When the Economy Is Bad, Debt Gets Worse
One of the best arguments for the existence of a higher education bubble is simply the massive increase in debt, accompanied by a run-up in prices. This is, of course, particularly worrying in a down market, when students are burdened by debt that has become a lot harder to pay. And especially so in this economy, when the students who entered graduate school in order to “ride out the recession” are emerging on the other side to find that unemployment is still over 8%. Garrett Jones, who as far as I know began his blogging career as a guest blogger at my old home, and is now newly ensconced in permanent digs at EconLog, writes that debt is a sticky price—very sticky:
Why bother explaining the root causes of gluts when so many think they can see a glut by just looking out the window? Because gluts conflict with one of the best ideas economists have ever had: That surpluses—of workers, of unsold homes, of cars rusting on the lot—push down prices and move the product out the door.
Surpluses set in motion a process that ends the glut: Just watch the last half hour of a garage sale.
Any force strong enough to fight against the power of prices should be a strong force indeed, strong enough for all to see. But when economists talk about the “frictions” that keep gluts alive, we usually talk about “sticky prices” and “sticky wages” and cultural norms and public sector unions and a few other forces. Strong forces, yes, and forces I believe in, but stronger than creative destruction and supply and demand? For years on end?
Here’s my favorite friction, one that exists by force of contract, not because of worker sociology: Debt. Debt in the household, debt in the firm, and—for state and local governments at least—government debt. Irving Fisher beheld debt destroying a deflating economy, and he wrote an excellent paper about it in Econometrica v.1 back in 1933—a theory of depressions better than anything I’ve seen in Keynes’s General Theory.

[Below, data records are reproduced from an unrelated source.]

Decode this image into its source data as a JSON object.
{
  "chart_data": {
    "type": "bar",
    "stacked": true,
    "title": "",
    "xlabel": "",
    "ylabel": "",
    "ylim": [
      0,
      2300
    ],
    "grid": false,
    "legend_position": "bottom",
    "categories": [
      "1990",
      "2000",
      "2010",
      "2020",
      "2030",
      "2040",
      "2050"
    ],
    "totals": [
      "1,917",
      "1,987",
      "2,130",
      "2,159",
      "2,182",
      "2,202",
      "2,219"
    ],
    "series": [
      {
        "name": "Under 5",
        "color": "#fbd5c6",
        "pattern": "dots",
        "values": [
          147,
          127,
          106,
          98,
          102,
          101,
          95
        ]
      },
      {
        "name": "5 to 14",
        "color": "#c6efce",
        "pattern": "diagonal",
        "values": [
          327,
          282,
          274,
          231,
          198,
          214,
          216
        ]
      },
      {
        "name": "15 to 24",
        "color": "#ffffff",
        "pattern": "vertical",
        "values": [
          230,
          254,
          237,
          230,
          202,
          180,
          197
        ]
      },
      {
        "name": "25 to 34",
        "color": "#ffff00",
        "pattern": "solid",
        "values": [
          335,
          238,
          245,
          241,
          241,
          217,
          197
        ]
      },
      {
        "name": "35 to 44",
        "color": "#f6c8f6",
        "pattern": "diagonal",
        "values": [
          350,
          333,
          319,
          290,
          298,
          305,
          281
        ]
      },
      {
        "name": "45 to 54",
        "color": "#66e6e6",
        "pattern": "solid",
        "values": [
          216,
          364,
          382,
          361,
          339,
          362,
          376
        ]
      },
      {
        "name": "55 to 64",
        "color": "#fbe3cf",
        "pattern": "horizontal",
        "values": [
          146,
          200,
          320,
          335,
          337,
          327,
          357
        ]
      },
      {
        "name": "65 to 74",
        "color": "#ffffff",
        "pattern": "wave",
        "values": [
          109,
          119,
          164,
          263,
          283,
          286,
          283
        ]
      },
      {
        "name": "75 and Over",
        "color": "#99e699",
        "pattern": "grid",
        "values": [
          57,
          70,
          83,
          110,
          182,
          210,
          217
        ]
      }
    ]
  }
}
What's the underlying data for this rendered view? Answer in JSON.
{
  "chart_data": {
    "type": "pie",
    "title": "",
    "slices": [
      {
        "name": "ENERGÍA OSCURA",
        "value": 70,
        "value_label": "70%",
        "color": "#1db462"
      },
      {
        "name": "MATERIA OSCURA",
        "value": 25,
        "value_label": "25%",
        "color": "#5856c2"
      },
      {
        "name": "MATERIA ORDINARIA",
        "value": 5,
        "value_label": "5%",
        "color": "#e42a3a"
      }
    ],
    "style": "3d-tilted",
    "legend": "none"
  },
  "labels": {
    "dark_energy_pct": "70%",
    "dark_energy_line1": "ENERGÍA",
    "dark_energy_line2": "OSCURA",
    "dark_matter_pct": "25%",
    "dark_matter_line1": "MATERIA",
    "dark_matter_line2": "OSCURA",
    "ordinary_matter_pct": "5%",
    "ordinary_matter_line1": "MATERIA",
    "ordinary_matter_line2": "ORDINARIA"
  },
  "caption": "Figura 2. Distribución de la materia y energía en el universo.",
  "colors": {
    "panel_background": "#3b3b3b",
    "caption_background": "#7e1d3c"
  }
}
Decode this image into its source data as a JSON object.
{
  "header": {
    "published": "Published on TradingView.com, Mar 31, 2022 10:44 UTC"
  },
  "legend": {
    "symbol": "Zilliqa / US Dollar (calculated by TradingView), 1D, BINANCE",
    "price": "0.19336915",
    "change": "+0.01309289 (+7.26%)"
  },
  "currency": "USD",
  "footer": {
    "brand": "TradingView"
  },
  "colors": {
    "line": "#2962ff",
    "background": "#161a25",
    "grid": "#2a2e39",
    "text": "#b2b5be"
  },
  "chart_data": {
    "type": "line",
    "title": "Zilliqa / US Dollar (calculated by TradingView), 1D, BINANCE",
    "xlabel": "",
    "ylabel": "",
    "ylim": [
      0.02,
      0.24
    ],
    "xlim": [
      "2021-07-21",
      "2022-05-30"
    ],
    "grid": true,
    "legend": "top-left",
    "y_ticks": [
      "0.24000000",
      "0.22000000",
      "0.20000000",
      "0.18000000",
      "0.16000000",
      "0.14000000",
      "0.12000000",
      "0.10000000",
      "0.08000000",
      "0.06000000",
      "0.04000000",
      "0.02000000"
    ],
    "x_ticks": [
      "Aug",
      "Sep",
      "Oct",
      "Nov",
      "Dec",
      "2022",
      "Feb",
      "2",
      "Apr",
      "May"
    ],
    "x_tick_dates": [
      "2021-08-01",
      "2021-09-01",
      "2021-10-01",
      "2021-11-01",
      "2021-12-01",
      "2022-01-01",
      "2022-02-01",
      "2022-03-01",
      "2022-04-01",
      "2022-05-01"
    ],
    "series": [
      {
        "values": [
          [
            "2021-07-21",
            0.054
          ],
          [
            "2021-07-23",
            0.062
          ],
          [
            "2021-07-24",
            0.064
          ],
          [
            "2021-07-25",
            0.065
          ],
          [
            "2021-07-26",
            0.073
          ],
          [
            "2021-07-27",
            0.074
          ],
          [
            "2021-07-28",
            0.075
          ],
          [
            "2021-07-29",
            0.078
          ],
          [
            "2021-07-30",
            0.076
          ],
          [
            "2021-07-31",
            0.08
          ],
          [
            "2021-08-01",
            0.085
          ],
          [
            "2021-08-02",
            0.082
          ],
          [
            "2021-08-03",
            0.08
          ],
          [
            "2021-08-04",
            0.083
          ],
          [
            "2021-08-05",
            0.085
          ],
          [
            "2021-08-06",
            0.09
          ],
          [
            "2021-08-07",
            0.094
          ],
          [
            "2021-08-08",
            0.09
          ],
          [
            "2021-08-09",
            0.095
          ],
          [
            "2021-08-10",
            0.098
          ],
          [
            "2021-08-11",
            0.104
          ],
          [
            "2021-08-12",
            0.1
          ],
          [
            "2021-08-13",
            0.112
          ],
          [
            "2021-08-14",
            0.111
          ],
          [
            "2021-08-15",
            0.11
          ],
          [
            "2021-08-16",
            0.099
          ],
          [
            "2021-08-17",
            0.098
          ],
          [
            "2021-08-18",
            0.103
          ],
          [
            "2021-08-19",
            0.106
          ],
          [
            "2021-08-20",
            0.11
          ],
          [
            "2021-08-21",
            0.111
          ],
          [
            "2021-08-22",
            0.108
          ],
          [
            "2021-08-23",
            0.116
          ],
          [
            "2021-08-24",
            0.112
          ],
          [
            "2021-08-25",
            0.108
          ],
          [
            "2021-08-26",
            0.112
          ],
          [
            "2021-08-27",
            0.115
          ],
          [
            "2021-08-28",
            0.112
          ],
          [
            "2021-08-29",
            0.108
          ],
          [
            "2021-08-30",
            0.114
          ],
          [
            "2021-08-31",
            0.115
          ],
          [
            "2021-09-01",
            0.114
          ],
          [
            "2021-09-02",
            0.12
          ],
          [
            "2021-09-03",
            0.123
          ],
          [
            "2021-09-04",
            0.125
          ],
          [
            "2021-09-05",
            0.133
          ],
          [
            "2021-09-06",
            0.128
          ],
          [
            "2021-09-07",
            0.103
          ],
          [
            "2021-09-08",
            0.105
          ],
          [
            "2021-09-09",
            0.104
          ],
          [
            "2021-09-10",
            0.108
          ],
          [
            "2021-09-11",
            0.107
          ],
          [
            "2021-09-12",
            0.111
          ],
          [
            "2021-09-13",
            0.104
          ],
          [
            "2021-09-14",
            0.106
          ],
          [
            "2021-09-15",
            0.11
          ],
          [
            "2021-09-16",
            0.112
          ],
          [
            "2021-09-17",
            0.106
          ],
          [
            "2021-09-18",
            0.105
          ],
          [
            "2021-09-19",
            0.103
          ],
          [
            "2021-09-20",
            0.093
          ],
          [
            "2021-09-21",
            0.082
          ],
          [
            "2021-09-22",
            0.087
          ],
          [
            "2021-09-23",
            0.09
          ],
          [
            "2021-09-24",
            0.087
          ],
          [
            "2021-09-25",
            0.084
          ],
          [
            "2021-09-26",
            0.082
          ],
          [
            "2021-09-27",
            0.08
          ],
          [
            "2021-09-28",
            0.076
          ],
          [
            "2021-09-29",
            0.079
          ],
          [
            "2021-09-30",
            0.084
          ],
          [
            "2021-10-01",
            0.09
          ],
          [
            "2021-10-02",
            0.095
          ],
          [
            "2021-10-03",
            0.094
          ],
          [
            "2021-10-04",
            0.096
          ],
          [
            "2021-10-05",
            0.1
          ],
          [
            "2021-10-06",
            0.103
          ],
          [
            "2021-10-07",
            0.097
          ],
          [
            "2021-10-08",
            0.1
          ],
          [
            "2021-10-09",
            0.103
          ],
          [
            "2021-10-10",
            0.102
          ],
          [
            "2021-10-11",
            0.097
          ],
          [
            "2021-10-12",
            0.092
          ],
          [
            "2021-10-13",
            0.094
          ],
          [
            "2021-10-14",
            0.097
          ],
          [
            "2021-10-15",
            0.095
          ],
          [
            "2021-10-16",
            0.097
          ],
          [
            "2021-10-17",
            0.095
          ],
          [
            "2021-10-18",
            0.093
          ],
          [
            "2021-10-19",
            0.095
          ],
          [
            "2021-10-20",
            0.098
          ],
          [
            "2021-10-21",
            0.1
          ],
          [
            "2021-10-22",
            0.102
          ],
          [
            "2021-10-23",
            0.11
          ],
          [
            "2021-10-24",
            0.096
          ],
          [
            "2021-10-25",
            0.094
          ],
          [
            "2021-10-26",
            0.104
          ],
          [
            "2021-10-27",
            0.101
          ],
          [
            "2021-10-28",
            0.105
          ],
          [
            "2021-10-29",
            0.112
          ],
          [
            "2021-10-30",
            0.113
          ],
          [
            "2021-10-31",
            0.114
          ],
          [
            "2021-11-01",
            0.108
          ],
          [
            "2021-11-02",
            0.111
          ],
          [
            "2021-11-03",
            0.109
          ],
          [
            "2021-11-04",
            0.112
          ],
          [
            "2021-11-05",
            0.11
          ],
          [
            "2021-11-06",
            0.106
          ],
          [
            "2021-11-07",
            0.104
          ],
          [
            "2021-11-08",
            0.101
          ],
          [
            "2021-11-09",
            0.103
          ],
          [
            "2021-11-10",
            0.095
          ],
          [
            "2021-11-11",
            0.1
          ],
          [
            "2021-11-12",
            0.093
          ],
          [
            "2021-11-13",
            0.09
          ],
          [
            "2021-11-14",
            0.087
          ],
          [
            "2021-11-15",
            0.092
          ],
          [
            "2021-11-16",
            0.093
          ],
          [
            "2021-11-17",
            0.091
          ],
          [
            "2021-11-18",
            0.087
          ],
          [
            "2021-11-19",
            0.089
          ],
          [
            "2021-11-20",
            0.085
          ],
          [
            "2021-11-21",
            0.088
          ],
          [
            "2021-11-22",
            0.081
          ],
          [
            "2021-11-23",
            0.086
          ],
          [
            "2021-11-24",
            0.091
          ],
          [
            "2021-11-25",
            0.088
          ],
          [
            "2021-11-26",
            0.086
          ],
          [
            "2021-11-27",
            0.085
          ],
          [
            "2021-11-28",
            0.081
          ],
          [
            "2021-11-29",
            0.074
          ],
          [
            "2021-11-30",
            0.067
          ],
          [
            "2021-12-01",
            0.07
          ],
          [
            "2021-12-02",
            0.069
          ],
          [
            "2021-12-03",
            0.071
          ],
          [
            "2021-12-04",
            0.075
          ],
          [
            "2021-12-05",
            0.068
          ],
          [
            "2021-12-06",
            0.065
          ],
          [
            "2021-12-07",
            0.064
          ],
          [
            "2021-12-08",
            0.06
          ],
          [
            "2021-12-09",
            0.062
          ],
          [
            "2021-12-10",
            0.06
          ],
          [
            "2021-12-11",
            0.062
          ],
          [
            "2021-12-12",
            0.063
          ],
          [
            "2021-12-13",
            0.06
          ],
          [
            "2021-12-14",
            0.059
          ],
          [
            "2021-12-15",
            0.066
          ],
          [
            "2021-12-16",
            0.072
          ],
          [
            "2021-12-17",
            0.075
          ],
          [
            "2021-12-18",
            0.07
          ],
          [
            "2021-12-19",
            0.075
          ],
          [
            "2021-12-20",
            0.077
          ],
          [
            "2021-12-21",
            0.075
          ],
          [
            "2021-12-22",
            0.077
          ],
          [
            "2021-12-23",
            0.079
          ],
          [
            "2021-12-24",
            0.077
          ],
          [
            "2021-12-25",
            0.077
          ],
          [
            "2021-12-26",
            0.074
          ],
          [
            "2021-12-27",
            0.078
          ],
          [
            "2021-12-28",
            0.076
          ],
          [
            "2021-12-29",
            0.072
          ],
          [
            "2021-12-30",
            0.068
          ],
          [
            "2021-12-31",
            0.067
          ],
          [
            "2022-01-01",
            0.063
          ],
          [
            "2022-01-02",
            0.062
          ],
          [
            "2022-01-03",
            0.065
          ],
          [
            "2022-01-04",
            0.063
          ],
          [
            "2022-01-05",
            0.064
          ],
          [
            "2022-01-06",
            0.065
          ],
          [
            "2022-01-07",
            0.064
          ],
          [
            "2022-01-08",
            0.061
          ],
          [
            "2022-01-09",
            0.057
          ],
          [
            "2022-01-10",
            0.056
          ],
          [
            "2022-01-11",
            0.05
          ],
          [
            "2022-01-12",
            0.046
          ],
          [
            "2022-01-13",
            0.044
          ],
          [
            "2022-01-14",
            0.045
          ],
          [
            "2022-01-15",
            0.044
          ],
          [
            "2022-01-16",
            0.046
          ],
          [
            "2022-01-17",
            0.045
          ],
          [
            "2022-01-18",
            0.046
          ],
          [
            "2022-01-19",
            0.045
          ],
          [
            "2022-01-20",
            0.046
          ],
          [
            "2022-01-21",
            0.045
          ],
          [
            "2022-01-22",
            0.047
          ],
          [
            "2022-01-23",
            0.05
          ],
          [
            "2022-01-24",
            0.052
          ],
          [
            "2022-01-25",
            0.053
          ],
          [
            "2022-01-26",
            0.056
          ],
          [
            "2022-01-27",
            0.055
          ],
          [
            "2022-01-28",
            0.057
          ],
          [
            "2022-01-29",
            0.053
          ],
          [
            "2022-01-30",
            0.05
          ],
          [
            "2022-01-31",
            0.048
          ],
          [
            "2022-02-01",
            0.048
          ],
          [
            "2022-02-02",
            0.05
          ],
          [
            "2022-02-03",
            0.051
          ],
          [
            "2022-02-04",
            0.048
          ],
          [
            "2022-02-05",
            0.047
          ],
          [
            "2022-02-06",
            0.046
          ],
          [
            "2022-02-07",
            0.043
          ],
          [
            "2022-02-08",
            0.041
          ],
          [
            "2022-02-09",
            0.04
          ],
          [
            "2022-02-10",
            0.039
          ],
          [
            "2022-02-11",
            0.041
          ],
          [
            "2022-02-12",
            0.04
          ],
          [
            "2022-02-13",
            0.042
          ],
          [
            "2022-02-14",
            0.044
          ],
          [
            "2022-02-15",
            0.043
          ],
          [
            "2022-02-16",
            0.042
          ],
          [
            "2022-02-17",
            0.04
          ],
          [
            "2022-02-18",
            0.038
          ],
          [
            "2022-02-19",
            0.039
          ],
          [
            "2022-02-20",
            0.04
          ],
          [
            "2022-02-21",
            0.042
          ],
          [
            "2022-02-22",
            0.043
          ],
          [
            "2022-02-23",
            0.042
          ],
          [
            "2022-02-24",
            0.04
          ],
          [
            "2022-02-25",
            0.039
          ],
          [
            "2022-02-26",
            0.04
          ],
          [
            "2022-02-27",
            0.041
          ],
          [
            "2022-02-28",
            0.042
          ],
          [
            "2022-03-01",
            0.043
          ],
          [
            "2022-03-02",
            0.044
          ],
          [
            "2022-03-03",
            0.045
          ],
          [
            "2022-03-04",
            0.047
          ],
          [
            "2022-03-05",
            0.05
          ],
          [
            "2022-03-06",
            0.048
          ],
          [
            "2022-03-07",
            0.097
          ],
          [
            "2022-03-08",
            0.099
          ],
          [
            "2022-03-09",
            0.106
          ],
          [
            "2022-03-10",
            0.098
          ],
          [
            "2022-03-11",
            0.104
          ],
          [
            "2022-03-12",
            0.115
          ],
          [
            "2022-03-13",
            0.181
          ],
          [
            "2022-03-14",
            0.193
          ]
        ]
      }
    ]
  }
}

Formal debt obligations can, by their nature, only be adjusted after a lot of tedious wrangling. This makes the money cheaper to borrow, but when the economy is contracting, the expense becomes clear: you may get stuck in an obligation that you can neither renegotiate, nor pay.
Student loan debt is particularly sticky, because you can’t even bankrupt the stuff—at least not unless you can convince a judge that you’re basically permanently and totally disabled. That not only deprives you of a formal means of lowering the “price” of your past borrowing, but also means that you probably won’t get much out of the informal negotiations that often take place between creditors and borrowers. Student loan companies have no incentive to settle for less than you owe, because they can keep hounding you for the money until you die.
Inflation eases the problem of any sticky price, and it does the same for debt: if inflation is high enough, you can pay off that $100k loan bill with a job at Starbucks. Hence the enthusiasm for more expansionary monetary policy.
However, a few cautious notes. The first is that the only thing which eases the debt burden is unexpected inflation; if it’s inflected, the lenders will just charge you more for the benefit of borrowing. (My ex-boyfriend lived in the apartment underneath a nice retired teacher who had plowed her whole nut into treasuries at the exact moment that Paul Volcker was raising interest rates into the stratosphere in order to crack inflation. I made him go upstairs and explain to her what was going to happen to her finances when she had to roll those notes over. As I recall, the gist of her response was that hopefully she would die before it became an issue.)
Unexpected inflation, however, is hell on savers. When the economy shrinks and someone has to take a loss, you’re deciding to transfer money from the folks who saved to the people who borrowed. And fair enough, you can argue that the savers are richer (it’s true). But we should also recall that often the savers are pension funds—including public sector pension funds, whose losses (or lower-than-expected returns) get transferred to us. Or our parents, who now need an apartment in the basement because the return on their nest egg is so much smaller than they expected. I notice that the enthusiasm for much higher inflation seems to be highest among commentators whose parents are not yet facing retirement. It’s quite easy to say that asset owners need to tighten their belt in order to prevent the tragedy of higher unemployment. It’s somewhat more difficult to tell your mother that she needs to sell her house for the same reason.
Of course, this is the reality when growth is lower than expected: someone has to take the loss. Who should is a sort of… sticky question.